La realizzazione di un tale progetto pilota necessita, in primo luogo, dell’intervento di uno o più soggetti privati disposti ad investire sul territorio. Deve trattarsi di operatori con comprovata esperienza nel settore che diano adeguate garanzie economiche e di tempestiva realizzazione dei lavori.
L’introduzione di elevati standard di qualità è funzionale all’attrazione di investitori internazionali, così da superare una delle principali criticità dell’offerta turistica nelle aree interne: la eccessiva frammentazione dell’offerta di ospitalità.
Non è tuttavia ipotizzabile che il soggetto privato possa fare tutto da solo. La copertura finanziaria del progetto pilota dovrà essere assicurata attraverso il concorso di diverse fonti di finanziamento.
A tal fine appare auspicabile l’introduzione di strumenti finanziari innovativi (ad es. fondi chiusi specializzati), che siano tarati sulle esigenze del settore turistico e non ereditati da differenti comparti produttivi.
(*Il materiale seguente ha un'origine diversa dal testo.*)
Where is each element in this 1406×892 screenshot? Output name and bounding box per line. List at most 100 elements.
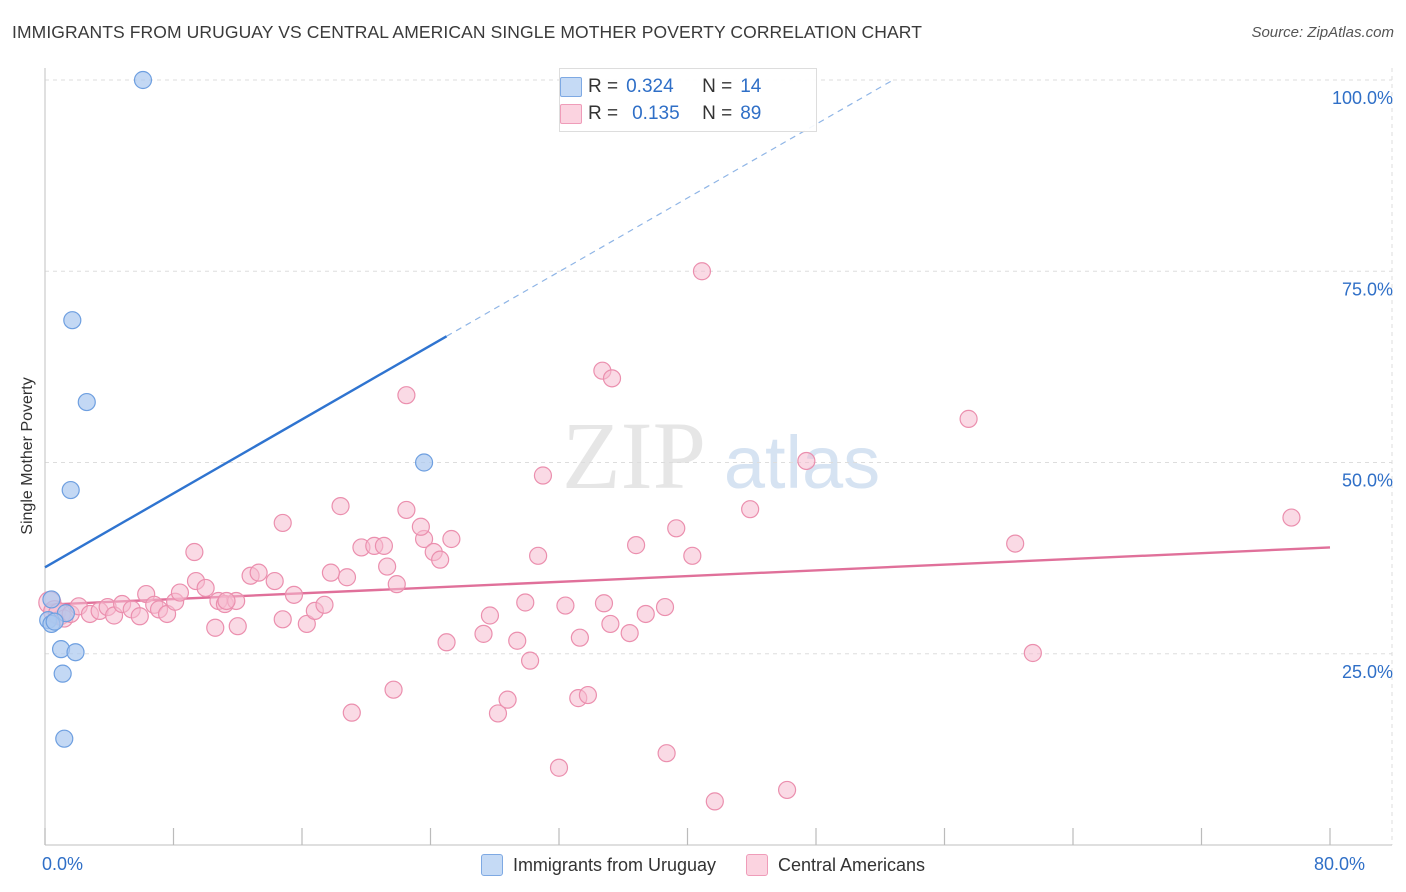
point-central-americans: [594, 594, 614, 613]
point-central-americans: [601, 614, 620, 634]
series-central-americans: [38, 262, 1301, 811]
point-uruguay: [63, 311, 82, 330]
legend-r-label: R =: [588, 76, 619, 97]
point-central-americans: [549, 758, 569, 777]
watermark-zip: ZIP: [562, 402, 706, 509]
point-central-americans: [397, 500, 416, 520]
point-uruguay: [77, 392, 96, 412]
point-central-americans: [498, 690, 517, 709]
point-central-americans: [657, 744, 676, 763]
point-central-americans: [185, 542, 204, 562]
tick-labels: 25.0% 50.0% 75.0% 100.0% 0.0% 80.0%: [42, 88, 1393, 874]
point-central-americans: [442, 529, 461, 549]
point-central-americans: [387, 575, 406, 594]
y-tick-label: 25.0%: [1342, 662, 1393, 682]
point-uruguay: [133, 70, 153, 90]
series-immigrants-from-uruguay: [39, 70, 434, 748]
legend-swatch-blue: [560, 77, 582, 97]
point-central-americans: [130, 607, 149, 626]
point-central-americans: [206, 618, 225, 637]
point-central-americans: [529, 546, 548, 565]
point-central-americans: [284, 585, 304, 604]
point-central-americans: [1006, 534, 1025, 553]
point-central-americans: [273, 610, 292, 629]
point-central-americans: [636, 604, 655, 624]
y-tick-label: 50.0%: [1342, 471, 1393, 491]
point-central-americans: [437, 633, 456, 652]
point-uruguay: [414, 453, 434, 472]
point-central-americans: [374, 536, 394, 555]
point-central-americans: [315, 595, 334, 614]
point-central-americans: [602, 369, 622, 388]
point-central-americans: [265, 571, 284, 591]
point-central-americans: [1282, 508, 1301, 527]
trendlines: [44, 79, 1331, 606]
y-tick-label: 75.0%: [1342, 279, 1393, 299]
point-central-americans: [705, 792, 724, 811]
legend-label-central-americans: Central Americans: [778, 854, 926, 875]
legend-row-uruguay: R = 0.324 N = 14: [560, 74, 761, 100]
point-central-americans: [683, 546, 702, 565]
point-central-americans: [667, 519, 686, 538]
point-central-americans: [655, 597, 675, 617]
source-label: Source: ZipAtlas.com: [1251, 24, 1394, 41]
point-central-americans: [273, 513, 292, 533]
point-central-americans: [337, 568, 357, 587]
legend-r-value-uruguay: 0.324: [626, 76, 674, 97]
x-tick-label: 80.0%: [1314, 854, 1365, 874]
point-central-americans: [578, 685, 598, 705]
legend-r-value-central: 0.135: [632, 103, 680, 124]
point-central-americans: [692, 262, 712, 281]
point-central-americans: [297, 614, 316, 634]
point-central-americans: [397, 386, 416, 405]
point-uruguay: [42, 590, 61, 609]
point-uruguay: [66, 643, 85, 662]
point-central-americans: [620, 623, 639, 643]
point-central-americans: [342, 703, 361, 722]
grid: [45, 68, 1393, 845]
legend-n-label: N =: [702, 103, 733, 124]
point-uruguay: [53, 664, 72, 683]
point-central-americans: [196, 578, 215, 598]
point-central-americans: [533, 466, 553, 485]
point-uruguay: [55, 729, 74, 748]
point-central-americans: [217, 591, 236, 611]
legend-swatch-pink: [746, 854, 768, 876]
legend-swatch-blue: [480, 854, 503, 876]
point-central-americans: [228, 617, 247, 636]
point-central-americans: [431, 550, 450, 569]
point-central-americans: [570, 628, 589, 647]
point-central-americans: [488, 704, 508, 723]
trendline-uruguay: [44, 335, 448, 569]
point-central-americans: [797, 451, 816, 471]
legend-n-label: N =: [702, 76, 733, 97]
point-central-americans: [626, 536, 646, 555]
point-central-americans: [777, 780, 797, 800]
trendline-central-americans: [44, 546, 1331, 606]
point-central-americans: [411, 517, 430, 536]
chart-title: IMMIGRANTS FROM URUGUAY VS CENTRAL AMERI…: [12, 22, 922, 42]
axes: [44, 68, 1392, 846]
point-central-americans: [321, 563, 341, 582]
point-central-americans: [249, 563, 268, 582]
point-central-americans: [480, 606, 500, 625]
stats-legend: R = 0.324 N = 14 R = 0.135 N = 89: [559, 68, 817, 132]
legend-r-label: R =: [588, 103, 619, 124]
point-central-americans: [474, 624, 493, 643]
point-central-americans: [331, 497, 350, 516]
point-central-americans: [508, 631, 527, 650]
point-central-americans: [520, 651, 540, 670]
trendline-uruguay-extension: [446, 79, 894, 337]
point-uruguay: [61, 480, 80, 500]
point-central-americans: [556, 596, 575, 615]
point-central-americans: [384, 680, 403, 699]
x-tick-label: 0.0%: [42, 854, 83, 874]
point-central-americans: [378, 557, 397, 576]
point-central-americans: [516, 593, 535, 612]
legend-n-value-central: 89: [740, 103, 762, 124]
legend-swatch-pink: [560, 104, 582, 124]
legend-item-central-americans: Central Americans: [746, 852, 925, 878]
point-uruguay: [45, 612, 64, 631]
point-central-americans: [959, 409, 978, 428]
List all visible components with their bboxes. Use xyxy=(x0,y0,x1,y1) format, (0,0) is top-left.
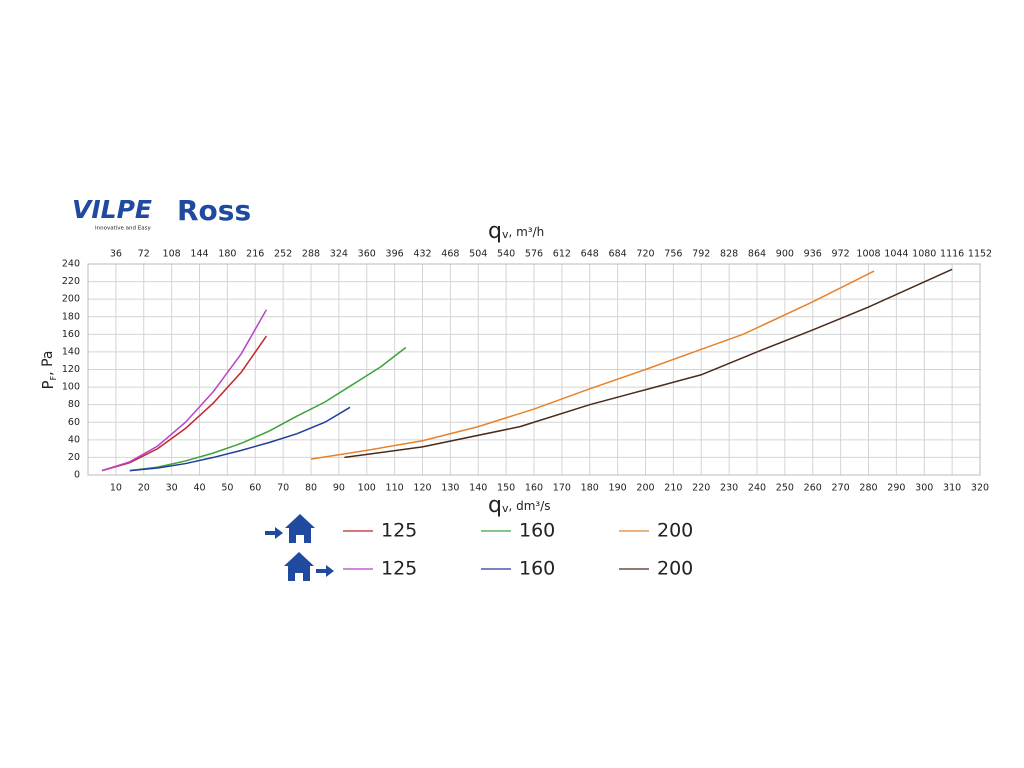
x-tick-label: 120 xyxy=(413,483,431,494)
x2-tick-label: 1080 xyxy=(912,249,936,260)
x2-tick-label: 1116 xyxy=(940,249,964,260)
x2-axis-title: qv, m³/h xyxy=(488,219,544,244)
x-tick-label: 90 xyxy=(333,483,345,494)
x-tick-label: 280 xyxy=(859,483,877,494)
x-tick-label: 290 xyxy=(887,483,905,494)
x2-tick-label: 1008 xyxy=(856,249,880,260)
y-tick-label: 160 xyxy=(62,329,80,340)
x-tick-label: 210 xyxy=(664,483,682,494)
x2-tick-label: 828 xyxy=(720,249,738,260)
legend-label: 125 xyxy=(381,558,417,580)
x2-tick-label: 648 xyxy=(581,249,599,260)
x2-tick-label: 612 xyxy=(553,249,571,260)
plot-frame xyxy=(87,263,981,476)
series-line xyxy=(129,406,351,472)
x2-tick-label: 252 xyxy=(274,249,292,260)
x2-tick-label: 576 xyxy=(525,249,543,260)
y-tick-label: 240 xyxy=(62,259,80,270)
y-tick-label: 20 xyxy=(68,452,80,463)
y-tick-label: 60 xyxy=(68,417,80,428)
y-tick-label: 140 xyxy=(62,346,80,357)
x-tick-label: 320 xyxy=(971,483,989,494)
x2-tick-label: 360 xyxy=(358,249,376,260)
legend-label: 160 xyxy=(519,520,555,542)
x2-tick-label: 972 xyxy=(832,249,850,260)
x2-tick-label: 684 xyxy=(609,249,627,260)
x-tick-label: 10 xyxy=(110,483,122,494)
legend-label: 200 xyxy=(657,520,693,542)
x-tick-label: 250 xyxy=(776,483,794,494)
x2-tick-label: 324 xyxy=(330,249,348,260)
x-tick-label: 180 xyxy=(581,483,599,494)
x2-tick-label: 288 xyxy=(302,249,320,260)
x-tick-label: 40 xyxy=(193,483,205,494)
x-tick-label: 160 xyxy=(525,483,543,494)
x-tick-label: 140 xyxy=(469,483,487,494)
x-tick-label: 230 xyxy=(720,483,738,494)
x-tick-label: 200 xyxy=(636,483,654,494)
x-tick-label: 190 xyxy=(609,483,627,494)
x-tick-label: 130 xyxy=(441,483,459,494)
product-name: Ross xyxy=(177,194,251,227)
x-tick-label: 260 xyxy=(804,483,822,494)
x2-tick-label: 720 xyxy=(636,249,654,260)
series-line xyxy=(344,268,953,459)
x2-tick-label: 180 xyxy=(218,249,236,260)
x2-tick-label: 900 xyxy=(776,249,794,260)
x-tick-label: 220 xyxy=(692,483,710,494)
x-tick-label: 50 xyxy=(221,483,233,494)
x-tick-label: 310 xyxy=(943,483,961,494)
x-tick-label: 170 xyxy=(553,483,571,494)
x-tick-label: 240 xyxy=(748,483,766,494)
y-tick-label: 80 xyxy=(68,399,80,410)
x2-tick-label: 864 xyxy=(748,249,766,260)
x-tick-label: 100 xyxy=(358,483,376,494)
x-axis-title: qv, dm³/s xyxy=(488,493,551,518)
x2-tick-label: 936 xyxy=(804,249,822,260)
y-tick-label: 40 xyxy=(68,434,80,445)
y-tick-label: 200 xyxy=(62,294,80,305)
x-tick-label: 30 xyxy=(166,483,178,494)
x2-tick-label: 1152 xyxy=(968,249,992,260)
x2-tick-label: 36 xyxy=(110,249,122,260)
x2-tick-label: 792 xyxy=(692,249,710,260)
x-tick-label: 20 xyxy=(138,483,150,494)
x2-tick-label: 216 xyxy=(246,249,264,260)
x2-tick-label: 72 xyxy=(138,249,150,260)
x2-tick-label: 108 xyxy=(163,249,181,260)
legend-label: 200 xyxy=(657,558,693,580)
tagline: Innovative and Easy xyxy=(95,226,151,232)
y-tick-label: 180 xyxy=(62,311,80,322)
series-line xyxy=(101,335,268,472)
series-line xyxy=(101,309,268,472)
supply-icon xyxy=(265,514,315,543)
x2-tick-label: 468 xyxy=(441,249,459,260)
x2-tick-label: 432 xyxy=(413,249,431,260)
x2-tick-label: 396 xyxy=(386,249,404,260)
x-tick-label: 70 xyxy=(277,483,289,494)
series-line xyxy=(129,346,407,472)
x2-tick-label: 144 xyxy=(190,249,208,260)
y-tick-label: 120 xyxy=(62,364,80,375)
y-tick-label: 0 xyxy=(74,470,80,481)
x2-tick-label: 1044 xyxy=(884,249,908,260)
series-line xyxy=(310,270,875,460)
legend-label: 125 xyxy=(381,520,417,542)
y-axis-title: PF, Pa xyxy=(39,351,58,390)
x-tick-label: 300 xyxy=(915,483,933,494)
exhaust-icon xyxy=(284,552,334,581)
x2-tick-label: 504 xyxy=(469,249,487,260)
x2-tick-label: 540 xyxy=(497,249,515,260)
legend-label: 160 xyxy=(519,558,555,580)
x-tick-label: 110 xyxy=(386,483,404,494)
x-tick-label: 150 xyxy=(497,483,515,494)
y-tick-label: 220 xyxy=(62,276,80,287)
x-tick-label: 270 xyxy=(832,483,850,494)
x-tick-label: 80 xyxy=(305,483,317,494)
x2-tick-label: 756 xyxy=(664,249,682,260)
logo: VILPE xyxy=(72,195,152,224)
x-tick-label: 60 xyxy=(249,483,261,494)
y-tick-label: 100 xyxy=(62,382,80,393)
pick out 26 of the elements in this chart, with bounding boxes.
Un turismo così concepito si basa soprattutto sulla conoscenza: occorre quindi che gli addetti al settore sappiano, siano consapevoli della ricchezza che si ritrovano tra le mani. Occorre cioè investire in formazione, uscendo dalla improvvisazione imprenditoriale per diventare professionisti dell’accoglienza. Occorre che il sistema Sardegna si muova attorno al turismo: un turismo, va ripetuto, che rispetti l’ambiente, che lo salvaguardi da nuove aggressioni edilizie, che metta cultura e qualità ambientale al centro della sua attività.
Questa prospettiva è apparentemente condivisa da un largo schieramento di forze tanto nel mondo politico quanto all’interno del sistema imprenditoriale sardo.
E tuttavia nessuno ignora quanto, dietro questa apparenza, possano celarsi resistenze, inerzie, individualismi e diffidenze capaci di pregiudicare il risultato. E sappiamo quanto possa essere difficile saldare in un legame di comune progetto istituzioni a diverso titolo indispensabili.
Ma sappiamo che esistono oggi opportunità non facilmente ripetibili, che esistono spazi nuovi per scelte che dispieghino tutta la creatività e il coraggio profetico di cui i sardi sono capaci.
La nostra ricerca è un modesto contributo per vincere la scommessa.